Bob Metcalfe (Forum NZ Skeptic 54) seems to be calling for a change in editorial policy on footnotes and references. This has been consistent throughout the history of this society and any change would completely alter the character of this journal. What do members want? I thank him for his apology. Anything that increases feedback on articles in NZ Skeptic and the numbers of letters in Forum is to be welcomed.
Contrary to Metcalfe’s assertions my article (NZ Skeptic 50) did contain a number of references, though these were not footnoted. I agree that Trevor-Roper is hardly “at the cutting edge” but surprised that Metcalfe failed to notice the reference to an Oxford historian who has done recent work on the 16th and 17th centuries. The two books I mentioned in my previous letter were not intended as a list of what I had read but merely suggestions for interested skeptics who might like to pursue the topic further.
However what I cannot understand is why he assumed without any evidence, that I had had no training in history. This is simply prejudice not skepticism. Metcalfe is still trying to resurrect the old “argument from authority”, which I totally reject. It does not matter who you are; all that matters are the facts and rational arguments.
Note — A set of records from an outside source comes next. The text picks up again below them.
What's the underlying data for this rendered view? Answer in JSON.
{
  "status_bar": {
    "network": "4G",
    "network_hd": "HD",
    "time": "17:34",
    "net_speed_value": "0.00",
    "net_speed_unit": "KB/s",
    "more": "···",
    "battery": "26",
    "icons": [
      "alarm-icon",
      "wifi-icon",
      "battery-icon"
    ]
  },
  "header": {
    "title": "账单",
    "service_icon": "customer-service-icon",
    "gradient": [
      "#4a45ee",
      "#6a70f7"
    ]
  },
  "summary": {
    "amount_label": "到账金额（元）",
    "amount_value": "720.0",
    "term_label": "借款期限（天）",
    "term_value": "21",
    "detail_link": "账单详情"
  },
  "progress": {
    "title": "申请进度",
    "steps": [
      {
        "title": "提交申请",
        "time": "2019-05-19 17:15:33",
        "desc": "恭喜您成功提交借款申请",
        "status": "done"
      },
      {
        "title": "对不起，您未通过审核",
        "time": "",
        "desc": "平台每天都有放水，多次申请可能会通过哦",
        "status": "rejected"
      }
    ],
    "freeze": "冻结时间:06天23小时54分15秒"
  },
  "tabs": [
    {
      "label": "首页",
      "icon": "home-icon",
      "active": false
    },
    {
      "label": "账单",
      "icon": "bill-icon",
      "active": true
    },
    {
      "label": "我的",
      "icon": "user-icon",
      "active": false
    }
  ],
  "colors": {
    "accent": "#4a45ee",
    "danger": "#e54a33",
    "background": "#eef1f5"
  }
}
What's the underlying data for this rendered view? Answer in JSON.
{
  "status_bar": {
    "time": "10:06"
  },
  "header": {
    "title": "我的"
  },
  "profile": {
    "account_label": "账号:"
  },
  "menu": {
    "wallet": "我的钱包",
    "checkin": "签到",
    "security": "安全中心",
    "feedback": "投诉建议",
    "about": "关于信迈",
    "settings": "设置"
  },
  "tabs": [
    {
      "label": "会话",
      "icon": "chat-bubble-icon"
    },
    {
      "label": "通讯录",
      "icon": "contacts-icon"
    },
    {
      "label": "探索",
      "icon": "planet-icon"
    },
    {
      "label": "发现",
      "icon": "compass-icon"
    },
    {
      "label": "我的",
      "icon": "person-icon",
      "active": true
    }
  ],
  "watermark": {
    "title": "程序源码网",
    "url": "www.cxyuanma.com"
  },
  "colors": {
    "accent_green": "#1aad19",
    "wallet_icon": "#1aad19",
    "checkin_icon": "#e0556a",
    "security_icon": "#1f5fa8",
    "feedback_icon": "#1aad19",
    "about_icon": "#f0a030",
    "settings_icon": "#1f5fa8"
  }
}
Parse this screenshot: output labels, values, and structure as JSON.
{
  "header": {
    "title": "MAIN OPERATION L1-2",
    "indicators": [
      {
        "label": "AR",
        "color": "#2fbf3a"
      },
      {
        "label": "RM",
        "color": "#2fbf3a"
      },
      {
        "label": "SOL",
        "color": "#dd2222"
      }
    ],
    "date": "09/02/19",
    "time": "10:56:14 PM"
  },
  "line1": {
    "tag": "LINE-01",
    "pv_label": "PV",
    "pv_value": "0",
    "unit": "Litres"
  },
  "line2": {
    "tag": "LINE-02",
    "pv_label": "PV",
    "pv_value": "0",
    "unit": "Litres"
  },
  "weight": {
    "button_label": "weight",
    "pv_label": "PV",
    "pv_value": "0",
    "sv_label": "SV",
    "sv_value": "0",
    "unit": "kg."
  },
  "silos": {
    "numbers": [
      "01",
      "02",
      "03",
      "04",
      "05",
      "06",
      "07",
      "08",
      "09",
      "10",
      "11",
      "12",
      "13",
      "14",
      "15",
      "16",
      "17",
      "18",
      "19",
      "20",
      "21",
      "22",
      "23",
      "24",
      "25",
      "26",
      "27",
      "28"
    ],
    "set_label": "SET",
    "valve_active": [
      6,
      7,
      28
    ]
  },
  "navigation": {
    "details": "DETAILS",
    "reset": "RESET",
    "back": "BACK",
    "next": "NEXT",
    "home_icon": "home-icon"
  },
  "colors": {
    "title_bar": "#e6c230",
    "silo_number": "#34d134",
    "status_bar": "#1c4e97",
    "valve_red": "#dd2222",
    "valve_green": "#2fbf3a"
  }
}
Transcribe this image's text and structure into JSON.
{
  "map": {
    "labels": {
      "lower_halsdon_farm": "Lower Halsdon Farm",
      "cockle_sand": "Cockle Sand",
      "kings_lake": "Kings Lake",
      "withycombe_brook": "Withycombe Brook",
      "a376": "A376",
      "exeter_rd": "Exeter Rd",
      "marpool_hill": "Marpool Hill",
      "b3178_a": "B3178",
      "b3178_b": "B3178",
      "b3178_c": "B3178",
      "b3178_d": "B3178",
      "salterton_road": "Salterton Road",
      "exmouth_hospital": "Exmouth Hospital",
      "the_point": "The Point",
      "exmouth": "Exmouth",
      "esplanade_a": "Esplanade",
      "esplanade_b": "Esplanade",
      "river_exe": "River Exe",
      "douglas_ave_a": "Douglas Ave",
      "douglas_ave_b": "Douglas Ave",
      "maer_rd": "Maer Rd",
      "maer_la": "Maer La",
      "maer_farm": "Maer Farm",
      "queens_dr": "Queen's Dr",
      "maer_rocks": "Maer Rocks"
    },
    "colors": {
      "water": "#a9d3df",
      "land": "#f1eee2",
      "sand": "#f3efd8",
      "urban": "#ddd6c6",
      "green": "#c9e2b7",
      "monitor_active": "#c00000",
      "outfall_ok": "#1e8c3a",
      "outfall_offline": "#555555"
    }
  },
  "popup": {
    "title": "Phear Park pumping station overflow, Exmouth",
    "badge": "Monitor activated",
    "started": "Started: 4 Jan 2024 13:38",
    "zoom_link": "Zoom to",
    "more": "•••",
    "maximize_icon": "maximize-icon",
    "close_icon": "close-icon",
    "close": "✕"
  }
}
In 1905 a 26-year-old Swiss civil servant with minimal academic qualifications published a paper which for the first time, proved the existence of molecules and thus won him a Nobel Prize in physics. In the same edition of Annalen der Physik he published two more papers, one of which translated as On the Electrodynamics of Moving Bodies, produced a revolution in science. This latter paper carried no footnotes or references.
Any discipline that returns to “argument from authority” would move back several centuries to sterile scholasticism. I do not believe this is happening to History.